CVE-2025-7861 is a SQL Injection vulnerability identified in version 1.0 of the code-projects Church Donation System, specifically within an undisclosed function in the /members/search.php file. The vulnerability arises from improper sanitization or validation of the 'Username' parameter, which allows an attacker to inject malicious SQL code remotely without requiring authentication or user interaction. Exploiting this flaw could enable an attacker to manipulate backend database queries, potentially leading to unauthorized data access, data modification, or even deletion. The vulnerability has a CVSS 4.0 base score of 6.9, indicating a medium severity level, with an attack vector that is network-based, low attack complexity, no privileges or user interaction required, and limited impact on confidentiality, integrity, and availability. Although no public exploit is currently known to be actively used in the wild, the disclosure of the vulnerability and its exploitability means that attackers could develop and deploy attacks targeting vulnerable installations. The affected product is niche software used by churches for managing donations, which likely stores sensitive donor information and financial data, making it a valuable target for attackers seeking to compromise personal or financial information or disrupt organizational operations.

For European organizations using the Church Donation System 1.0, this vulnerability poses a significant risk to the confidentiality and integrity of donor data and financial records. Successful exploitation could lead to unauthorized disclosure of personal information, financial fraud, or manipulation of donation records, undermining trust and potentially violating data protection regulations such as the GDPR. The availability impact is limited but could still disrupt donation processing and organizational workflows. Given the nature of the software, smaller religious organizations or charities in Europe that rely on this system may face reputational damage and legal consequences if donor data is compromised. The medium severity rating suggests that while the vulnerability is exploitable remotely without authentication, the overall impact is somewhat limited by the scope of the affected software and the extent of data exposure. However, the public disclosure increases the urgency for European organizations to address this issue promptly to prevent exploitation.

European organizations should immediately assess whether they are running version 1.0 of the code-projects Church Donation System and prioritize upgrading to a patched version once available.

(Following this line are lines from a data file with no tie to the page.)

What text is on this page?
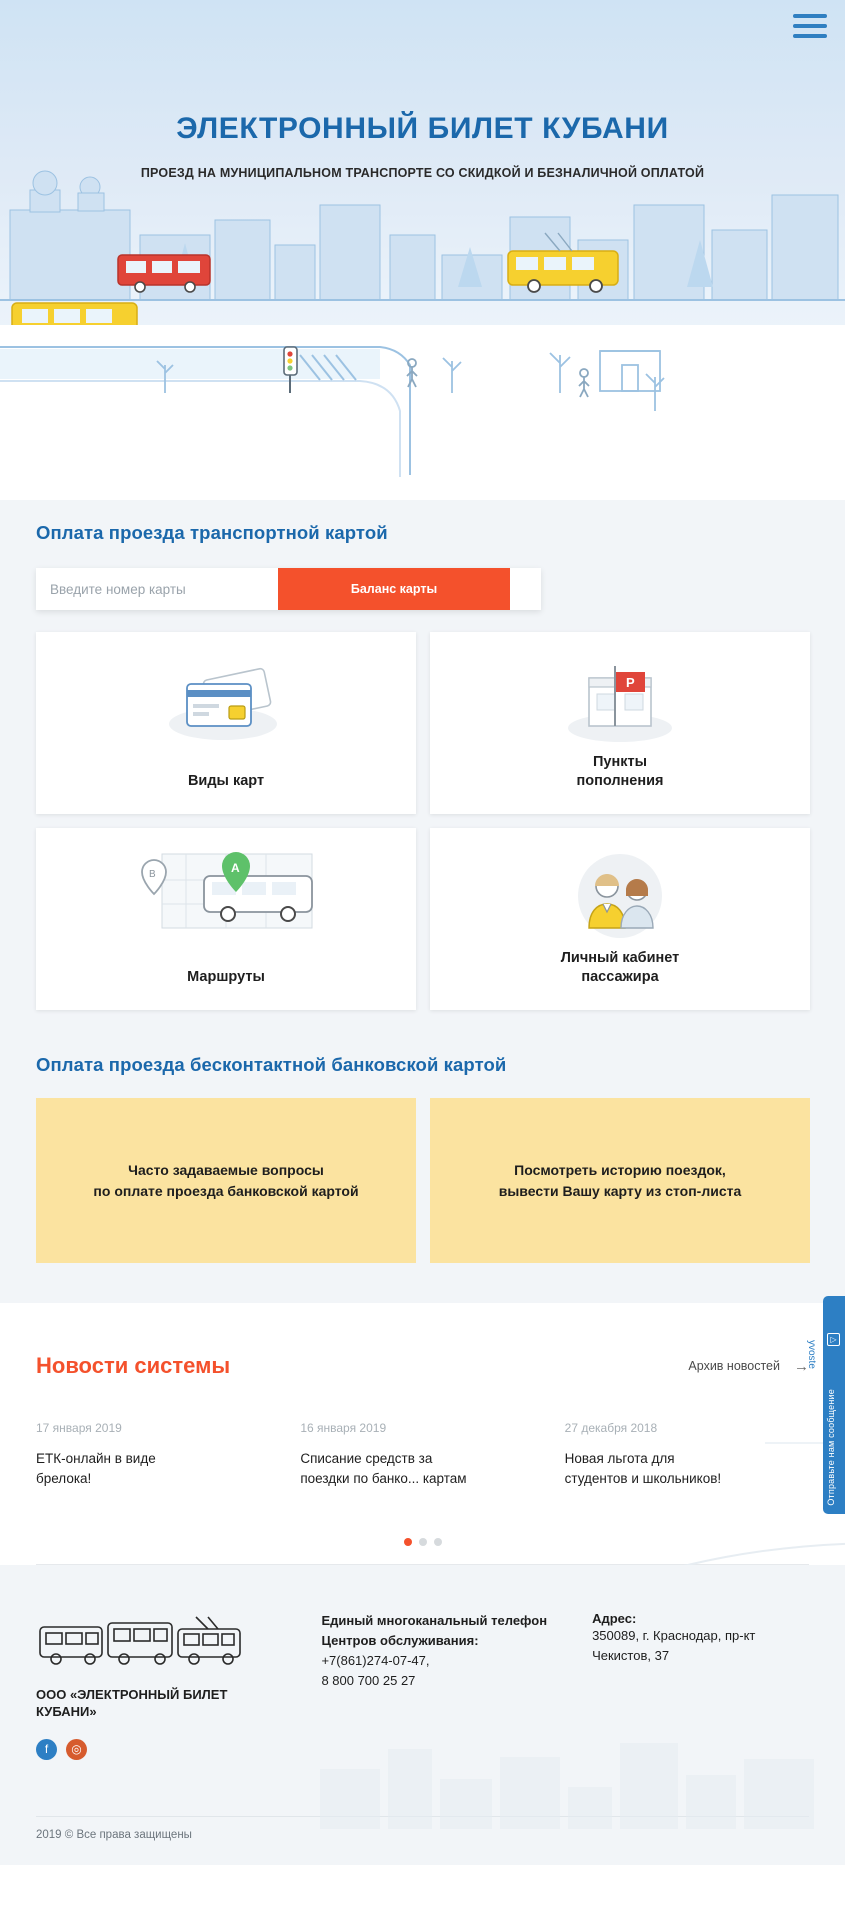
ЭЛЕКТРОННЫЙ БИЛЕТ КУБАНИ
ПРОЕЗД НА МУНИЦИПАЛЬНОМ ТРАНСПОРТЕ СО СКИДКОЙ И БЕЗНАЛИЧНОЙ ОПЛАТОЙ
Оплата проезда транспортной картой
Введите номер карты
Баланс карты
Виды карт
P
Пункты
пополнения
B	A
Маршруты
Личный кабинет
пассажира
Оплата проезда бесконтактной банковской картой
Часто задаваемые вопросы
по оплате проезда банковской картой
Посмотреть историю поездок,
вывести Вашу карту из стоп-листа
Новости системы	Архив новостей →
17 января 2019
ЕТК-онлайн в виде
брелока!
16 января 2019
Списание средств за
поездки по банко... картам
27 декабря 2018
Новая льгота для
студентов и школьников!
ООО «ЭЛЕКТРОННЫЙ БИЛЕТ
КУБАНИ»
f	◎
Единый многоканальный телефон
Центров обслуживания:
+7(861)274-07-47,
8 800 700 25 27
Адрес:
350089, г. Краснодар, пр-кт
Чекистов, 37
2019 © Все права защищены
▷
Отправьте нам сообщение
yvoste
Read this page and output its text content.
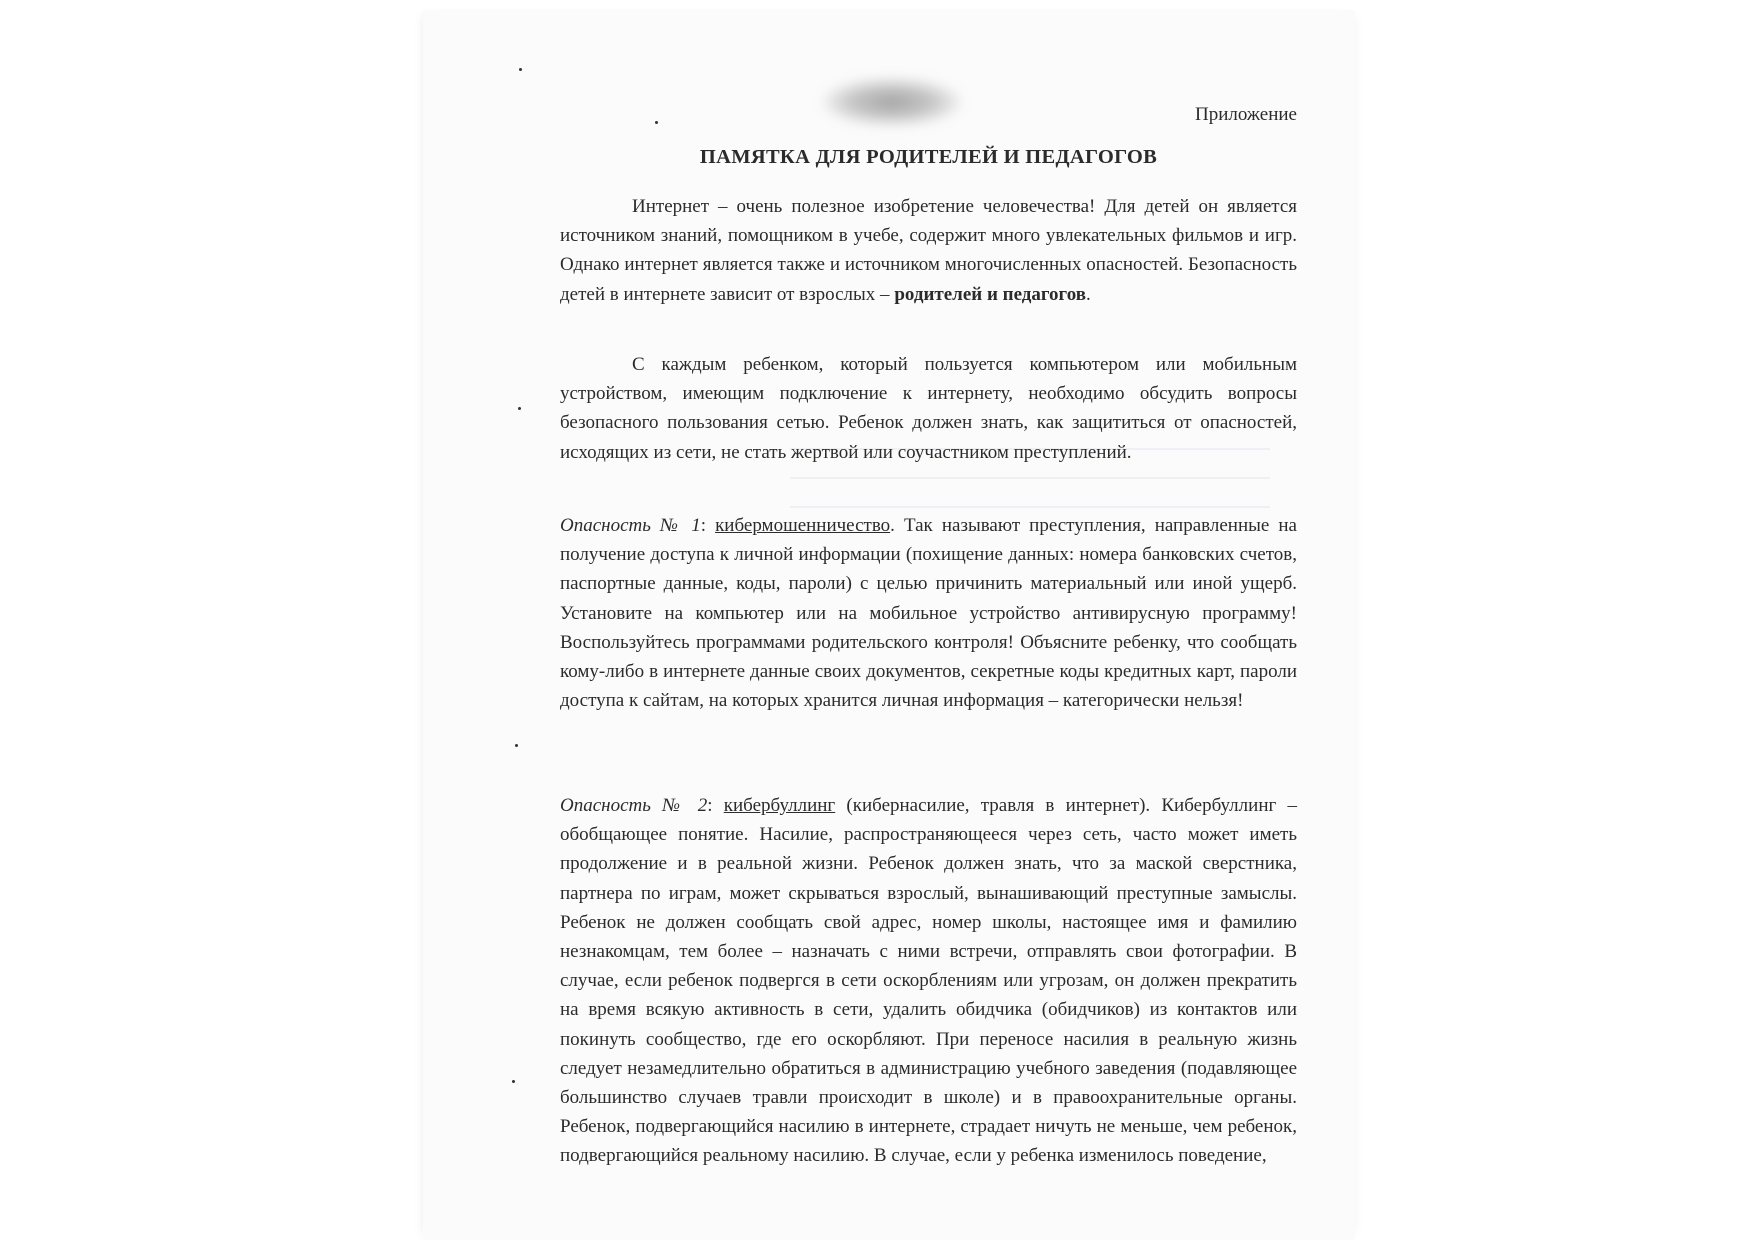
Приложение
ПАМЯТКА ДЛЯ РОДИТЕЛЕЙ И ПЕДАГОГОВ

Интернет – очень полезное изобретение человечества! Для детей он является источником знаний, помощником в учебе, содержит много увлекательных фильмов и игр. Однако интернет является также и источником многочисленных опасностей. Безопасность детей в интернете зависит от взрослых – родителей и педагогов.

С каждым ребенком, который пользуется компьютером или мобильным устройством, имеющим подключение к интернету, необходимо обсудить вопросы безопасного пользования сетью. Ребенок должен знать, как защититься от опасностей, исходящих из сети, не стать жертвой или соучастником преступлений.

Опасность № 1: кибермошенничество. Так называют преступления, направленные на получение доступа к личной информации (похищение данных: номера банковских счетов, паспортные данные, коды, пароли) с целью причинить материальный или иной ущерб. Установите на компьютер или на мобильное устройство антивирусную программу! Воспользуйтесь программами родительского контроля! Объясните ребенку, что сообщать кому-либо в интернете данные своих документов, секретные коды кредитных карт, пароли доступа к сайтам, на которых хранится личная информация – категорически нельзя!

Опасность № 2: кибербуллинг (кибернасилие, травля в интернет). Кибербуллинг – обобщающее понятие. Насилие, распространяющееся через сеть, часто может иметь продолжение и в реальной жизни. Ребенок должен знать, что за маской сверстника, партнера по играм, может скрываться взрослый, вынашивающий преступные замыслы. Ребенок не должен сообщать свой адрес, номер школы, настоящее имя и фамилию незнакомцам, тем более – назначать с ними встречи, отправлять свои фотографии. В случае, если ребенок подвергся в сети оскорблениям или угрозам, он должен прекратить на время всякую активность в сети, удалить обидчика (обидчиков) из контактов или покинуть сообщество, где его оскорбляют. При переносе насилия в реальную жизнь следует незамедлительно обратиться в администрацию учебного заведения (подавляющее большинство случаев травли происходит в школе) и в правоохранительные органы. Ребенок, подвергающийся насилию в интернете, страдает ничуть не меньше, чем ребенок, подвергающийся реальному насилию. В случае, если у ребенка изменилось поведение,
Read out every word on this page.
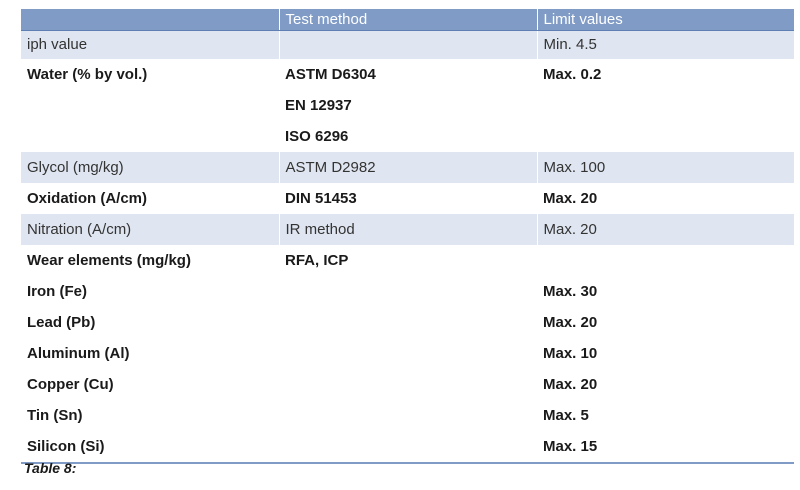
	Test method	Limit values
iph value		Min. 4.5
Water (% by vol.)	ASTM D6304	Max. 0.2
	EN 12937	
	ISO 6296	
Glycol (mg/kg)	ASTM D2982	Max. 100
Oxidation (A/cm)	DIN 51453	Max. 20
Nitration (A/cm)	IR method	Max. 20
Wear elements (mg/kg)	RFA, ICP	
Iron (Fe)		Max. 30
Lead (Pb)		Max. 20
Aluminum (Al)		Max. 10
Copper (Cu)		Max. 20
Tin (Sn)		Max. 5
Silicon (Si)		Max. 15
Table 8:
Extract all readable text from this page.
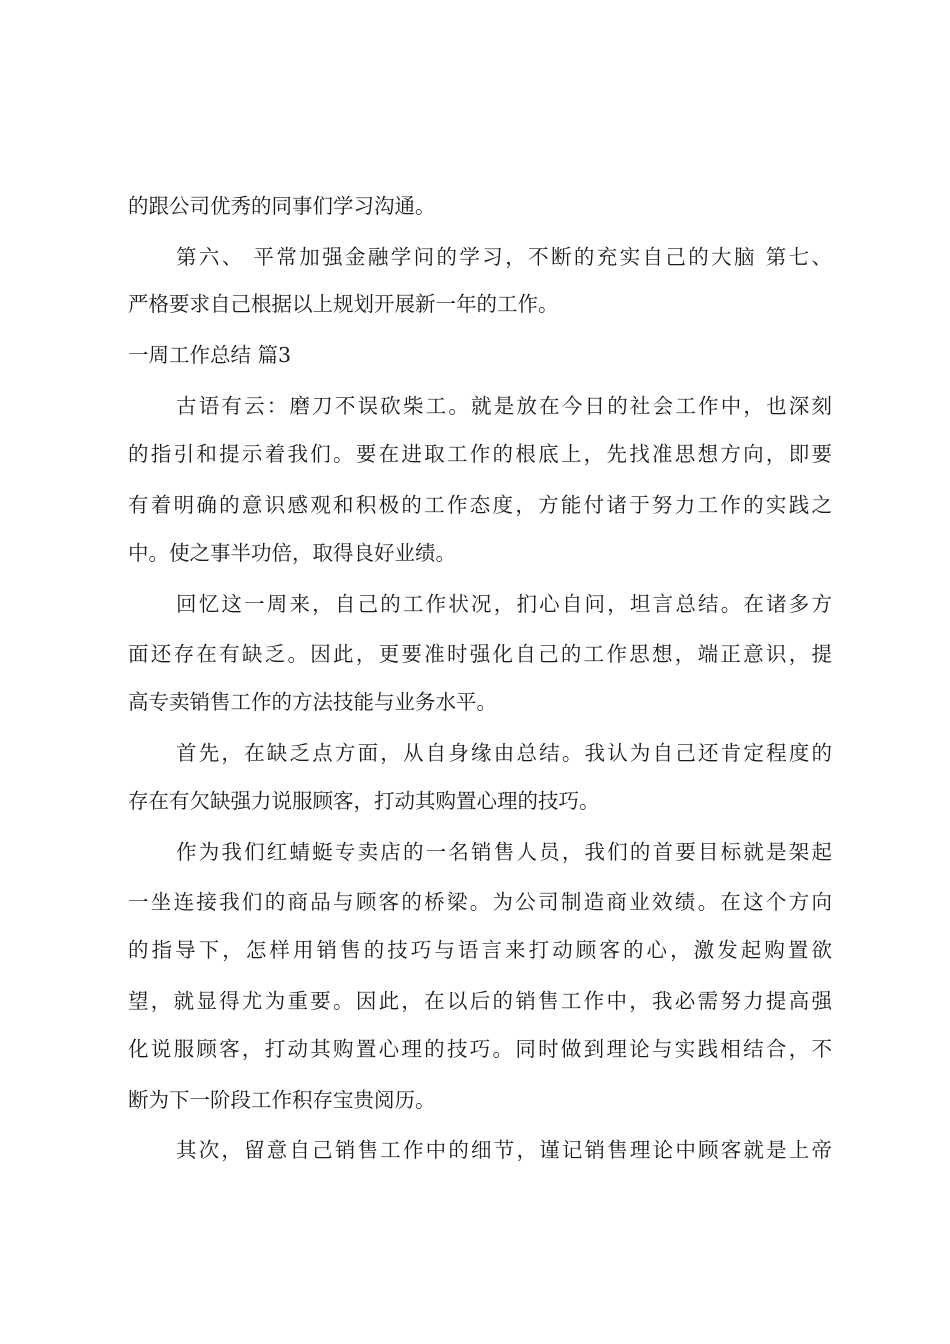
的跟公司优秀的同事们学习沟通。
第六、 平常加强金融学问的学习，不断的充实自己的大脑 第七、
严格要求自己根据以上规划开展新一年的工作。
一周工作总结 篇3
古语有云：磨刀不误砍柴工。就是放在今日的社会工作中，也深刻
的指引和提示着我们。要在进取工作的根底上，先找准思想方向，即要
有着明确的意识感观和积极的工作态度，方能付诸于努力工作的实践之
中。使之事半功倍，取得良好业绩。
回忆这一周来，自己的工作状况，扪心自问，坦言总结。在诸多方
面还存在有缺乏。因此，更要准时强化自己的工作思想，端正意识，提
高专卖销售工作的方法技能与业务水平。
首先，在缺乏点方面，从自身缘由总结。我认为自己还肯定程度的
存在有欠缺强力说服顾客，打动其购置心理的技巧。
作为我们红蜻蜓专卖店的一名销售人员，我们的首要目标就是架起
一坐连接我们的商品与顾客的桥梁。为公司制造商业效绩。在这个方向
的指导下，怎样用销售的技巧与语言来打动顾客的心，激发起购置欲
望，就显得尤为重要。因此，在以后的销售工作中，我必需努力提高强
化说服顾客，打动其购置心理的技巧。同时做到理论与实践相结合，不
断为下一阶段工作积存宝贵阅历。
其次，留意自己销售工作中的细节，谨记销售理论中顾客就是上帝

In the absence of an official patch, organizations should implement input validation and parameterized queries or prepared statements in the /members/search.php file to sanitize the 'Username' parameter and prevent SQL injection. Web application firewalls (WAFs) can be configured to detect and block SQL injection attempts targeting this endpoint. Regular security audits and code reviews should be conducted to identify and remediate similar vulnerabilities. Additionally, organizations should monitor logs for suspicious activity related to the 'Username' parameter and restrict network access to the application where feasible. Backup procedures should be verified to ensure data integrity in case of an incident. Finally, staff awareness and incident response plans should be updated to handle potential exploitation scenarios.